Questa è una battuta ovviamente: quel che voglio dire è che l'Italia del 1992-1995 non era già più quella degli anni Ottanta, e men che meno quella degli anni Sessanta: d'altra parte, chi non ricorda la “manovrona” del I governo Amato, 1992 (con prelievo forzoso sui conti correnti, introduzione dell'ISI poi divenuta ICI, ecc.), che costò grandi amarezze ai contribuenti e alle famiglie italiane? Era già un segno di crisi profonda dell'Italian way of life, e soprattutto dei nostri “timonieri” politici e finanziari, che sembravano navigare a vista... (Basti ricordare, sempre con riferimento ad Amato e a quell'annus horribilis, il tentativo da lui fatto di difendere la lira, rivelatosi controproducente e rimpiazzato poco dopo quindi da una politica di svalutazione, di segno nettamente opposto, peraltro non annunciata al Paese nelle dovute forme: della serie “non so dove sto andando, ma spero che mi vada bene”...).

Il sistema economico stava già mutando rapidamente a livello mondiale, e c'era chi a metà degli anni Novanta preconizzava la “fine dello Stato-nazione”, che sarebbe stato sostituito – a detta di certi guru (come Kenichi Ohmae) – da un “mix virtuoso” di governo locale e governo globale, che avrebbe liberato e messo in risalto le energie e le virtù del mercato, a tutto vantaggio del benessere generale.

Era un grande affresco, una “narrazione” direbbe qualcuno, che mirava a presentare nella maniera più accattivante possibile il progetto di grande liberalizzazione dei mercati finanziari che in quegli anni già si stava avviando. Come possiamo ora vedere, il declassamento degli Stati-nazione medi e piccoli da protagonisti a caratteristi di lusso della scena politica – medi e piccoli, sì, giacché la potenza dei grandi è tuttora intatta – ha coinciso con la riduzione del Welfare, ma non ci ha regalato tutte quelle gioie che i guru di cui sopra ci promettevano: niente Paese dei Balocchi, ahimè...

(Ancora una volta, vale l'avvertenza di poc'anzi: quando si propagandano cambiamenti “favolosi”, sarebbe buona norma anche specificare chi se ne avvantaggerà di più, chi di meno e chi ci rimetterà... anche a costo di rendere la presunta “buona novella” molto meno appetibile per i lettori.)

La “questione dell'euro” non va impostata secondo parametri economici; è infatti schiettamente politica.

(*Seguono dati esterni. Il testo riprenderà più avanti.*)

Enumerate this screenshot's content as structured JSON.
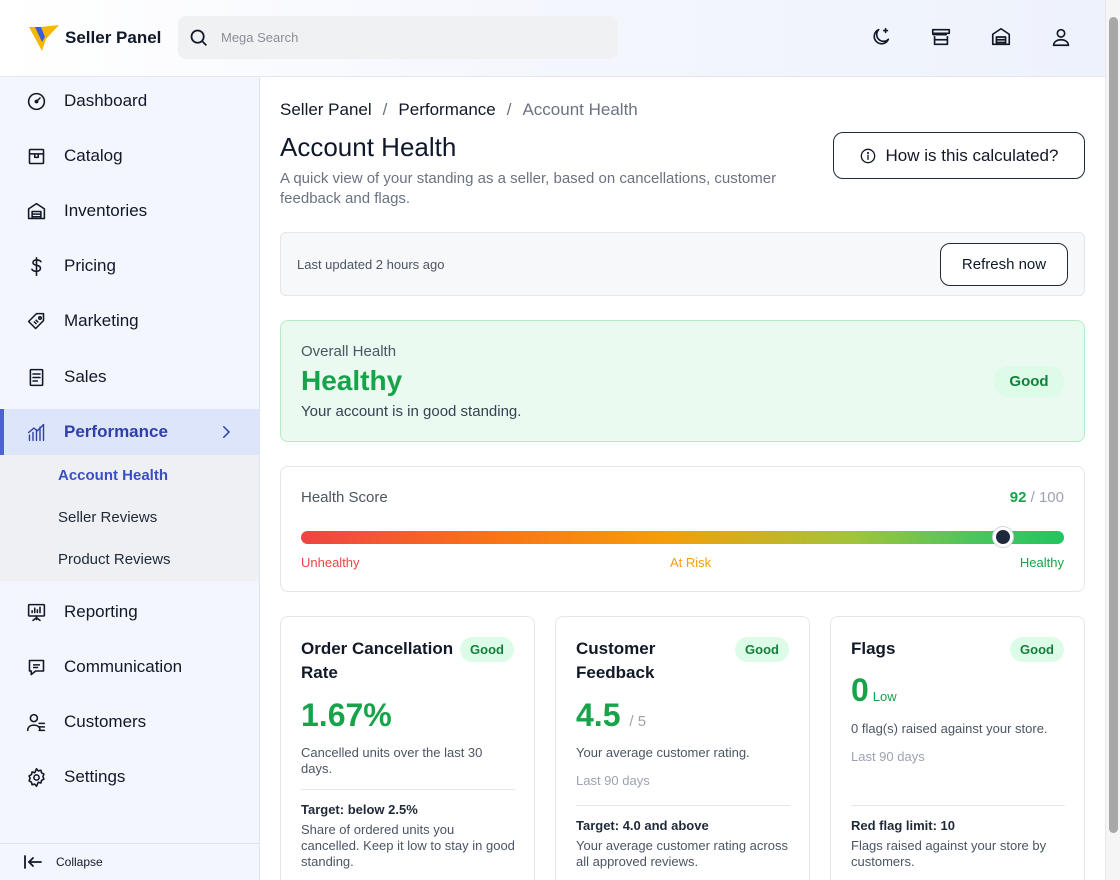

Va quindi ribaltato il discorso circa la “convenienza” o “non convenienza” dell'andarsene o del restare. Per meglio dire, non possiamo considerare l'autonomia e la libertà di decidere le politiche migliori per il nostro territorio come questioni marginali, che non toccano la convenienza intesa come parametro decisivo in ordine alla valutazione complessiva dell'ipotizzata defezione.
Nell'assetto attuale dell'Unione Europea, la moneta unica è uno degli elementi che fanno sì che gli Stati – determinati Stati, per la precisione – siano “commissariati istituzionalmente” (uno degli invisibili ossimori della costruzione europea): essi non hanno più una loro politica economica, giacché devono costantemente chiedere il permesso ad altri (il “visto”) per poterla attuare.

D'altra parte, non vi è più una vera “legge finanziaria” intesa come massimo atto di progettazione della politica economica nazionale, rimpiazzata com'è da una “legge di stabilità” che non è nulla senza il placet delle autorità europee. L'introduzione del cosiddetto Semestre europeo di coordinamento delle politiche economiche e di bilancio ha completato un'opera in più fasi, che ha avuto e ha come obiettivo quello di sottoporre gli Stati che hanno sottoscritto i vari patti legati all'unione monetaria (last, but also least il Patto di bilancio, il famigerato “Fiscal Compact”, conosciuto anche come Trattato sulla stabilità, che è stato preceduto dal non meno famigerato Patto di stabilità), a controlli sempre più stretti circa le decisioni di politica economica e di bilancio [basti pensare ai “pilastri” su cui poggia il suddetto Semestre, ovvero il Programma di Stabilità e il Programma Nazionale di Riforma, vagliati minuziosamente in sede europea (fateci caso: ma quante volte ricorre il termine stabilità nella normativa e nel lessico politico europei di questi ultimi anni? E quanti “rospi” da ingoiare ci vengono elargiti in suo nome? Sembra ormai davvero una parola-passepartout, da utilizzare quando i policy makers realmente influenti del nostro continente, o le loro “task force” tecniche, ritengono urgente “responsabilizzare” l'opinione pubblica affinché, in nome di un sì nobile principio, accetti di sacrificare ancora un po' quel che resta dell'autonomia dei singoli Paesi...)].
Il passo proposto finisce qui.